Di cinque giorni in cinque giorni la Francia rinnova la sfida. O, meglio, una certa idea della Francia, quella rappresentata dalla potente categoria dei ferrovieri: dall’Ottocento simbolo del progresso e di un paese unito e rapido, efficiente e veloce. Ma anche comparto molto sindacalizzato, che ha ben chiari i suoi diritti acquisiti. Quelli che Emmanuel Macron intende toccare, perché in qualche caso è all’Ottocento che essi risalgono.
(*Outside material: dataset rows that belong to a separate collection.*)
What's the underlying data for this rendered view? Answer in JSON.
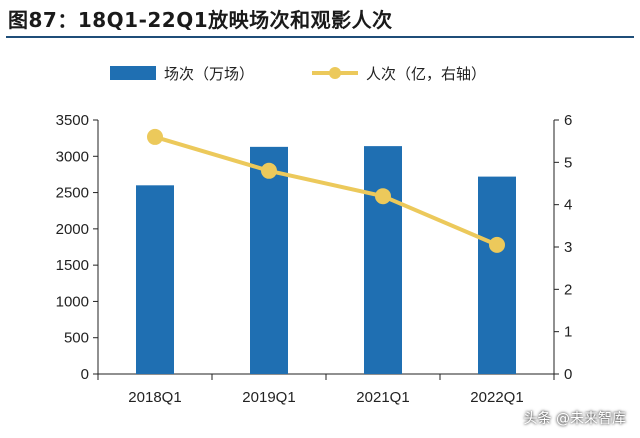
{
  "title": "图87：18Q1-22Q1放映场次和观影人次",
  "watermark": "头条 @未来智库",
  "colors": {
    "bar": "#1f6fb2",
    "line": "#ecc95b",
    "axis": "#222222"
  },
  "chart_data": {
    "type": "bar+line",
    "categories": [
      "2018Q1",
      "2019Q1",
      "2021Q1",
      "2022Q1"
    ],
    "series": [
      {
        "name": "场次（万场）",
        "kind": "bar",
        "axis": "left",
        "values": [
          2600,
          3130,
          3140,
          2720
        ]
      },
      {
        "name": "人次（亿，右轴）",
        "kind": "line",
        "axis": "right",
        "values": [
          5.6,
          4.8,
          4.2,
          3.05
        ]
      }
    ],
    "left_axis": {
      "min": 0,
      "max": 3500,
      "step": 500,
      "ticks": [
        "0",
        "500",
        "1000",
        "1500",
        "2000",
        "2500",
        "3000",
        "3500"
      ]
    },
    "right_axis": {
      "min": 0,
      "max": 6,
      "step": 1,
      "ticks": [
        "0",
        "1",
        "2",
        "3",
        "4",
        "5",
        "6"
      ]
    },
    "legend_position": "top",
    "grid": false
  }
}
I sondaggi sembrano dimostrare che il francese medio, questa volta, sta dalla parte dell’Eliseo, anche se il suo inquilino da settimane si dibatte nelle acque basse di un indice di gradimento sotto il 50 percento. Del resto il Paese è anche fatto di tanti pendolari, che non amano l’interruzione del servizio ferroviario, e di dipendenti che andranno in pensione non prima dei 62 anni, mentre i dipendenti della Sncf, le Ferrovie dello Stato d’oltralpe, ci vanno dieci anni prima. E di questi tempi a 52 anni si è ancora giovani.
Detta così, la faccenda potrebbe risolversi in tempi rapidi e modalità positive per il governo. La realtà è molto più complessa, perché gli scioperi dei ferrovieri stanno assumendo un valore politico, si stanno trasformando in un messaggio al Presidente liberista da parte di un elettorato che un anno fa lo percepiva come esponente di un centro staccato dalla sinistra, ed oggi come un esponente della destra.
Uno spostamento non gradito da tutti. Il fronte degli scioperanti del resto si è andato quindi allargando: ai ferrovieri si sono uniti i dipendenti pubblici, ed a questi i lavoratori dell’Air France.
Una serie di scioperi a scacchiera dei vari comparti bloccano un giorno una parte, un giorno l’altra del sistema paese francese, che non viene paralizzato ma sottoposto ad una serie di bordate. Quella più grande arriverà il 19 aprile, se dovesse essere accolta la proposta della Cgt, il sindacato della sinistra.
E non si tratterà dell’atto finale della contestazione: al momento la promessa e di continuare fino alla fine di giugno: due giorni di sciopero ogni cinque. Il che fa almeno 35 giorni di protesta già fissati sul calendario. Il 3 e 4 aprile, al debutto dell’iniziativa, quasi l’80 percento dei ferrovieri ha aderito all’astensione dal lavoro, con il conseguente caos nelle stazioni e nelle strade provinciali e statali, dove i pendolari si erano riversati a bordo delle automobili di proprietà.
Resta poi da vedere che ne sarà dell’incipiente rivolta nelle università: il fronte studentesco non si è ancora saldato con quello delle categorie dei lavoratori, ma la cosa non è per nulla da escludere, anche perché i primi tafferugli, con tanto di feriti, si sono già verificati. A Parigi (alla Sorbona) e in provincia (a Montpellier, facoltà di giurisprudenza).
Gli ottimisti, nei ranghi della sinistra, già vedono il ripetersi delle manifestazioni che nel lontano 1995 portarono alle dimissioni dell’allora primo ministro Alain Juppè, ai tempi in cui la Francia stringeva la cinghia per riuscire a soddisfare tutti i parametri per l’ingresso nell’euro. Un’eventualità che al momento pare ben lontana, anche perché per arrivare a Macron bisognerebbe prima passare per il cadavere politico del primo ministro Philippe (nel ’95 il presidente era Chirac, e fu per l’appunto Juppè a fare le spese degli scioperi).
Più preoccupante, per l’Eliseo, il fatto che quegli scioperi ebbero l’effetto di erodere definitivamente il consenso per lo stesso Chirac, che pure lo stesso anno aveva vinto le elezioni presidenziali. Le politiche successive si tennero un anno prima della scadenza naturale del mandato, e videro – nonostante i sondaggi sul gradimento di Chirac – la vittoria di un partito fino ad allora dato pere moribondo. Era il Partito Socialista.